O Supremo Tribunal Federal (STF) discute em plenário nesta quarta-feira, 20, a decisão do presidente Dias Toffoli que, em julho, determinou a suspensão de todas as investigações criminais em curso no País que utilizavam dados de órgãos de controle - como o Banco Central, a Receita Federal e o antigo Coaf - rebatizado de Unidade de Inteligência Financeira (UIF) - sem autorização judicial.
Entre os casos paralisados, está o do senador Flávio Bolsonaro (PSL-RJ), filho mais velho do presidente Jair Bolsonaro. Foi devido a um pedido da defesa do senador que Toffoli tomou a decisão de suspender as investigações, sob a alegação de que houve quebra ilegal de sigilo bancário por parte dos procuradores, que acessaram relatórios do Coaf sem uma decisão judicial.
Flávio é alvo de um inquérito no Ministério Público do Rio que apura a suspeita de rachadinha - repasse de salários de assessores para o próprio deputado - em seu gabinete quando era deputado estadual no Estado. A suspeita se tornou pública após o Estado revelar, em dezembro de 2018, que dados do Coaf mostravam uma movimentação suspeita de R$ 1,2 milhão na conta bancária de Fabrício Queiroz, ex-assessor parlamentar de Flávio.
O que é o Coaf?
Veja no gráfico abaixo o que é o Coaf e como funciona o compartilhamento das informações com os órgãos investigadores, como o Ministério Público e a Polícia Federal.

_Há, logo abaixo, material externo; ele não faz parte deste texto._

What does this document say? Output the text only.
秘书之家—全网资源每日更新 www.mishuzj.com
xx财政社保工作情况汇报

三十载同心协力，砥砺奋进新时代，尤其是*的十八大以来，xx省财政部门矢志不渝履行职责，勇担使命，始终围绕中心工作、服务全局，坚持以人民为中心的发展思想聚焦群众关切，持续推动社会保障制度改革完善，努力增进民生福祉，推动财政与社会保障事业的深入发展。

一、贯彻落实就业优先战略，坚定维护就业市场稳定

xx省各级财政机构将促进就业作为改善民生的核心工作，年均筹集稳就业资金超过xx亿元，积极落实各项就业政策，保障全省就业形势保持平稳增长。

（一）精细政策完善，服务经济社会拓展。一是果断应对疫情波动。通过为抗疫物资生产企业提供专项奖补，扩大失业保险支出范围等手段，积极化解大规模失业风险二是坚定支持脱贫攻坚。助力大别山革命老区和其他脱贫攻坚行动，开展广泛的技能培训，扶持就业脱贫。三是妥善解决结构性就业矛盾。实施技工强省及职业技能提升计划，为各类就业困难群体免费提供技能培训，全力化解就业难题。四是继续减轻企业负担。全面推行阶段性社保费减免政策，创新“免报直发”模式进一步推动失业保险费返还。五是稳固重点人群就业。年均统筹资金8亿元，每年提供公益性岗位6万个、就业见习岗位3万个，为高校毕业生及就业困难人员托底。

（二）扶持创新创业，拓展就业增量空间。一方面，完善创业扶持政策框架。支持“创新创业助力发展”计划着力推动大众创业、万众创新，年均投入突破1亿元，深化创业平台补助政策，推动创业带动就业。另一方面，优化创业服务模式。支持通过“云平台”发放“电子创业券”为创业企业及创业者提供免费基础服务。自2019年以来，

Veja a cronologia do caso, da decisão de Toffoli ao julgamento desta semana:
A pedido de Flávio, Toffoli suspende investigações com dados do Coaf
Após um pedido da defesa de Flávio Bolsonaro, Toffoli suspendeu, no dia 16 de julho, todos os processos judiciais em que houve compartilhamento de dados de inteligência financeira, levantados pela Receita Federal, Banco Central ou Conselho de Controle da Atividades Financeiras (Coaf), com o Ministério Público sem autorização prévia ou instaurados sem a supervisão da Justiça. A decisão gerou reações entre procuradores do Ministério Público, que alegam que a medida contraria recomendações internacionais de combate a crimes financeiros e geram “grande preocupação”.

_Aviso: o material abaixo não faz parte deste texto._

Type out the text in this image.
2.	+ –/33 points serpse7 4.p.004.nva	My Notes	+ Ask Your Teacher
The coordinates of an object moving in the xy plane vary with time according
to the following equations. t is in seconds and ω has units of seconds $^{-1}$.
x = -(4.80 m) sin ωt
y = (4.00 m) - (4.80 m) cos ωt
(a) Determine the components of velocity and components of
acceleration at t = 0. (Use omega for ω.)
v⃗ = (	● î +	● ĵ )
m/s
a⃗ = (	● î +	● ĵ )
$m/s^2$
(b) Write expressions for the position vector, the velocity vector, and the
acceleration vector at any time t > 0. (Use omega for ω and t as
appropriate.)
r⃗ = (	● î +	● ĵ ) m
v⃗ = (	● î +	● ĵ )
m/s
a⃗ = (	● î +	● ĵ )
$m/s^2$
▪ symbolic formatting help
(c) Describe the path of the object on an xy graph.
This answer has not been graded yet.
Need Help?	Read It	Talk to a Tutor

Segundo levantamento feito pelo Estado, a liminar do presidente do Supremo tem o potencial de travar não apenas investigações contra a corrupção, mas também um acervo de mais de 5 mil inquéritos contra facções criminosas e tráfico de drogas. Dados do próprio Coaf mostram que foram enviados, entre janeiro de 2014 e junho de 2019, quase 16 mil Relatórios de Inteligência Financeira (RIFs) foram produzidos e enviados para órgãos de investigação (Polícia Federal, Ministério Público, Promotorias, CGU e Receita). A decisão também afeta um projeto antilavagem do Ministério da Justiça.

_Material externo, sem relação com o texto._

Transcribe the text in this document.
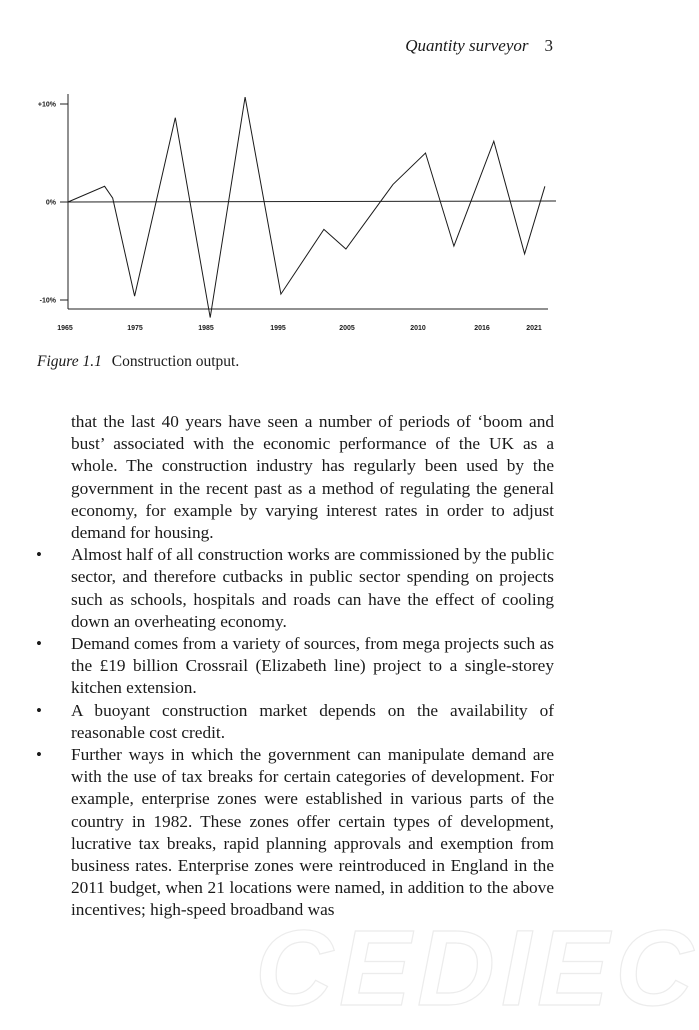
Quantity surveyor 3
+10%
0%
-10%
1965	1975	1985	1995	2005	2010	2016	2021
Figure 1.1 Construction output.

that the last 40 years have seen a number of periods of ‘boom and bust’ associated with the economic performance of the UK as a whole. The construction industry has regularly been used by the government in the recent past as a method of regulating the general economy, for example by varying interest rates in order to adjust demand for housing.

• Almost half of all construction works are commissioned by the public sector, and therefore cutbacks in public sector spending on projects such as schools, hospitals and roads can have the effect of cooling down an overheating economy.
• Demand comes from a variety of sources, from mega projects such as the £19 billion Crossrail (Elizabeth line) project to a single-storey kitchen extension.
• A buoyant construction market depends on the availability of reasonable cost credit.
• Further ways in which the government can manipulate demand are with the use of tax breaks for certain categories of development. For example, enterprise zones were established in various parts of the country in 1982. These zones offer certain types of development, lucrative tax breaks, rapid planning approvals and exemption from business rates. Enterprise zones were reintroduced in England in the 2011 budget, when 21 locations were named, in addition to the above incentives; high-speed broadband was
CEDIEC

Bolsonaro sai em defesa da decisão de Toffoli
Dias depois da suspensão dos inquéritos, o presidente Jair Bolsonaro se manifestou favoravelmente à medida. “Pelo o que eu sei, pelo o que está na lei, dados repassados, dependendo para quê, devem ter decisão judicial. E o que é mais grave na legislação. Os dados, uma vez publicizados, contaminam o processo”, afirmou Bolsonaro. “Somos poderes harmônicos e independentes. Te respondi? Ele é presidente do Supremo Tribunal Federal. Somos independentes, você acha justo o Dias Toffoli criticar um decreto meu? Ou um projeto aprovado e sancionado? Se eu não quisesse combater a corrupção não teria aceitado o (Sérgio) Moro como ministro”, disse.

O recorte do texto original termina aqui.